Max Hirsch (30 December 1832 Halberstadt – 26 June 1905 Bad Homburg vor der Höhe) was a German political economist and politician.

==Biography==
He studied political economy and jurisprudence at the universities of Tübingen, Heidelberg, and Berlin, and then traveled through France and North Africa. As the result of his observations during these travels, he published: Skizze der volkswirtschaftlichen Zustände in Algerien (Sketch of socioeconomic conditions in Algeria, 1857), and Reise in das Innere von Algerien, durch die Kabylie und Sahara (A trip through the interior of Algeria, and through the Kabylie and Sahara, 1862). After a later journey through England and Scotland he returned home to organize trade unions among his countrymen. These soon spread all over Germany and, through them and their publication, Der Gewerkverein, he wielded great influence. He was several times a member of the Reichstag and was the leading spirit in a number of societies for the benefit of the laboring classes. His publications include: Was bezwecken die Gewerkvereine? (What are the aims of the labor unions?, 15th ed. 1891) and Das Invaliditäts- und Altersversicherungsgesetz (The law for invalids and the elderly, 3d ed. 1890).

==Selected works==
- Skizze der volkswirthschaftlichen Zustände von Algerien. Mit Rücksicht auf die deutsche Auswanderung. Georg H. Wigand, Göttingen 1857. Digitalisat
- Reise in das Innere von Algerien durch die Kabylie und Sahara. Grote, Hamm 1862. Digitalisat
- Die gegenseitigen Hülfskassen und die Gesetzgebung. Mit dem Gutachten über die Gesetzentwürfe des Reichskanzleramtes und den formulirten Gesetzentwürfen des Verfassers. Franz Dunker, Berlin 1875.

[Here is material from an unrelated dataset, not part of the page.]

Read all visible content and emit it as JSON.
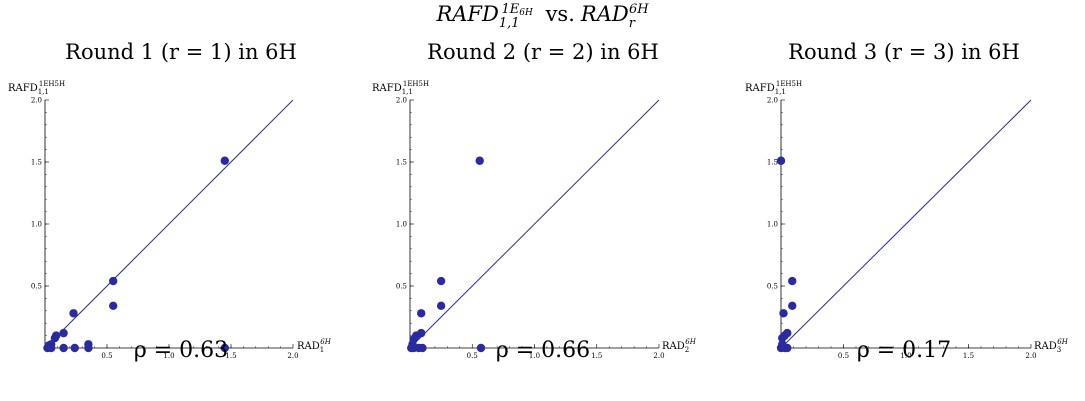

- Was bezwecken die Gewerkvereine? Ein Mahn- und Merkwort für alle deutschen Handwerker und Arbeiter. Selbstverlag des Verbandes der Deutschen Gewerkvereine, Berlin 1880. Digitalisat Staatsbibliothek Berlin (15. Auflage 1891)
- Die deutschen Gewerkvereine und ihr neuester Gegner. Zur Abwehr gegen die Angriffe des Herrn Prof. L. Brentano und zur Aufklärung über die Geschichte und Leistungen der Gewerkvereine. E. Staude, Berlin 1879.
- Die hauptsächlichen Streitfragen der Arbeiterbewegung. Steinitz & Fischer, Berlin 1886.
- Arbeiterschutz insbesondere Maximalarbeitstag vom Standpunkte der Deutschen Gewerkvereine. Walther & Apolant, Berlin 1890. Digitalisat FES
- Die Arbeiterschutz-Gesetzgebung. Leopold Freund, Breslau 1891. Digitalisat MDZ Reader
- Die Arbeiter-Bewegung und Organisation in Deutschland. Volks-Zeitung Verlag, Berlin 1892.
- Leitfaden mit Muster-Statuten für freie Hülfskassen. J. Heine Verlag, Berlin 1892. Humboldt Universität Berlin Digitalisat
- Die Arbeiterfrage und die Deutschen Gewerkvereine. Festschrift zum 25-jährigen Jubiläum der Deutscher Gewerkvereine (Hirsch-Duncker). C. L. Hirschfeld, Leipzig 1893. Digitalisat MDZ Reader
- Die Entwicklung der Arbeiterberufsvereine in Grossbritannien und Deutschland. Hermann Bahr, Berlin 1896 Digitalisat Internet Archive
- Thätigkeit und Entwicklung der Deutschen Gewerkvereine (Hirsch-Duncker) und ihres Verbandes. Bericht insbesondere für die Jahre 1898 bis 1901 erstattet auf dem 14. Verbandstage zu Köln a.Rh. am 27. Mai 1901. Berlin 1901.
- Volkshochschulen. Ihre Ziele, Organisation, Entwicklung, Propaganda. G. Reimer, Berlin 1901.
- Der gesetzliche Arbeiterschutz im Deutschen Reiche. Zusammengefügt und kurz erläutert. Verband der Deutschen Gewerkvereine, Berlin 1903.